Der Protagonist, auch das ganz üblich, ist ein scheiternder Mann, der in seiner immer kleiner werdenden Welt geordnet lebt, eingepasst (oder gepresst) in die japanische Mittelschicht. Aber die Dinge gewinnen nun etwas Museales, Erhabenes, Mysteriöses. Etwas wirkt gebrochen, unangebracht, wie ein leiser Misston hinter dem Akkord. Weil zugleich die ersten 50 Seiten so still sind, erwartet man schon jetzt den Knall, den Pistolenschuss. 600 Seiten später wird natürlich geschossen und gestochen. Katharsis, alles wieder auf dem Weg in ein neues, jetzt gereinigtes Leben, frei vom Grundkonflikt.

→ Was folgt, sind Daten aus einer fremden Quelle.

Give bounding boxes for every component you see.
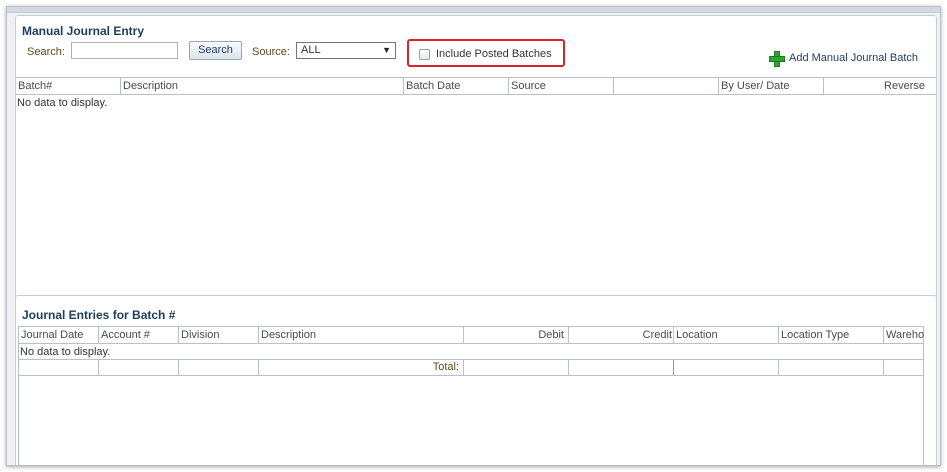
col-blank[interactable] xyxy=(614,78,719,94)
journal-entries-table: Journal Date Account # Division Descript… xyxy=(18,326,924,465)
total-cell-journal-date xyxy=(19,360,99,375)
chevron-down-icon[interactable]: ▼ xyxy=(382,43,391,58)
search-label: Search: xyxy=(27,46,65,58)
add-batch-label[interactable]: Add Manual Journal Batch xyxy=(789,52,918,64)
col-batch-date[interactable]: Batch Date xyxy=(404,78,509,94)
include-posted-checkbox[interactable] xyxy=(419,49,430,60)
window-frame: Manual Journal Entry Search: Search Sour… xyxy=(6,6,941,466)
batch-table-header: Batch# Description Batch Date Source By … xyxy=(16,78,936,95)
total-debit xyxy=(464,360,569,375)
total-cell-location xyxy=(674,360,779,375)
col-warehouse[interactable]: Wareho xyxy=(884,327,924,343)
journal-entries-header: Journal Date Account # Division Descript… xyxy=(19,327,924,344)
total-credit xyxy=(569,360,674,375)
search-button[interactable]: Search xyxy=(189,41,242,60)
total-cell-division xyxy=(179,360,259,375)
source-select-value: ALL xyxy=(301,44,321,56)
journal-empty-message: No data to display. xyxy=(20,346,111,358)
batch-table: Batch# Description Batch Date Source By … xyxy=(16,77,936,299)
top-strip xyxy=(7,7,940,13)
source-label: Source: xyxy=(252,46,290,58)
plus-icon[interactable] xyxy=(769,51,785,67)
page-title: Manual Journal Entry xyxy=(22,24,145,38)
total-row: Total: xyxy=(19,359,923,376)
col-journal-date[interactable]: Journal Date xyxy=(19,327,99,343)
col-account-number[interactable]: Account # xyxy=(99,327,179,343)
col-location[interactable]: Location xyxy=(674,327,779,343)
journal-entries-title: Journal Entries for Batch # xyxy=(22,308,176,322)
col-location-type[interactable]: Location Type xyxy=(779,327,884,343)
journal-entries-panel: Journal Entries for Batch # Journal Date… xyxy=(15,295,937,465)
manual-journal-entry-panel: Manual Journal Entry Search: Search Sour… xyxy=(15,15,937,300)
total-cell-account xyxy=(99,360,179,375)
include-posted-label[interactable]: Include Posted Batches xyxy=(436,48,552,60)
search-input[interactable] xyxy=(71,42,178,59)
source-select[interactable]: ALL ▼ xyxy=(296,42,396,59)
include-posted-highlight: Include Posted Batches xyxy=(407,39,565,67)
total-cell-location-type xyxy=(779,360,884,375)
col-batch-number[interactable]: Batch# xyxy=(16,78,121,94)
col-je-description[interactable]: Description xyxy=(259,327,464,343)
col-by-user-date[interactable]: By User/ Date xyxy=(719,78,824,94)
col-description[interactable]: Description xyxy=(121,78,404,94)
col-reverse[interactable]: Reverse xyxy=(824,78,929,94)
batch-empty-message: No data to display. xyxy=(17,97,108,109)
total-label: Total: xyxy=(259,360,464,375)
col-credit[interactable]: Credit xyxy=(569,327,674,343)
total-cell-warehouse xyxy=(884,360,924,375)
col-division[interactable]: Division xyxy=(179,327,259,343)
col-source[interactable]: Source xyxy=(509,78,614,94)
col-debit[interactable]: Debit xyxy=(464,327,569,343)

Zwei Großthemen: Der Mann, entfremdet von Frau, Familie und Gesellschaft, kinderlos. Die Urangst vor dem anderen, dem besseren, dem Nebenbuhler. Die fehlende Anerkennung. Dann das Trauma, vor allem des zweiten Weltkrieges, unaufgearbeitet. Wer damals ungestraft davon kam, machte große politische Karriere, der gleiche machtgeile Sadismus lebt in den Söhnen und Neffen weiter, und auch die machen Karriere. Schreckliche Gewalt in der Mandschurei, in Nanjing, aber keine Sühne. Gott ist nur erkennbar als kurzer Lichtstrahl, der verwandelnd in den tiefen Brunnen leuchtet, und er wirkt durch die, die sehen können, die spüren, dass das Dämonische, Böse, noch in so vielen ist und dass auch der Weg zum neuen Verbrechen nicht weit wäre. Ein ungeheuer wertvoller, aber vielleicht etwas zu bemalter und prunkvoller Spiegel für die japanische Gesellschaft.

Mit dem fünften Buch wird Murakami dann für mich, was er nie sein wollte: Easy Listening statt Rossini. Man findet sich sofort zu Recht. Die Spannungsbögen wirken noch, aber die Tricks werden alt. Doch ich will nicht wie schwedische Komitees denken: Es war ein gutes Buch.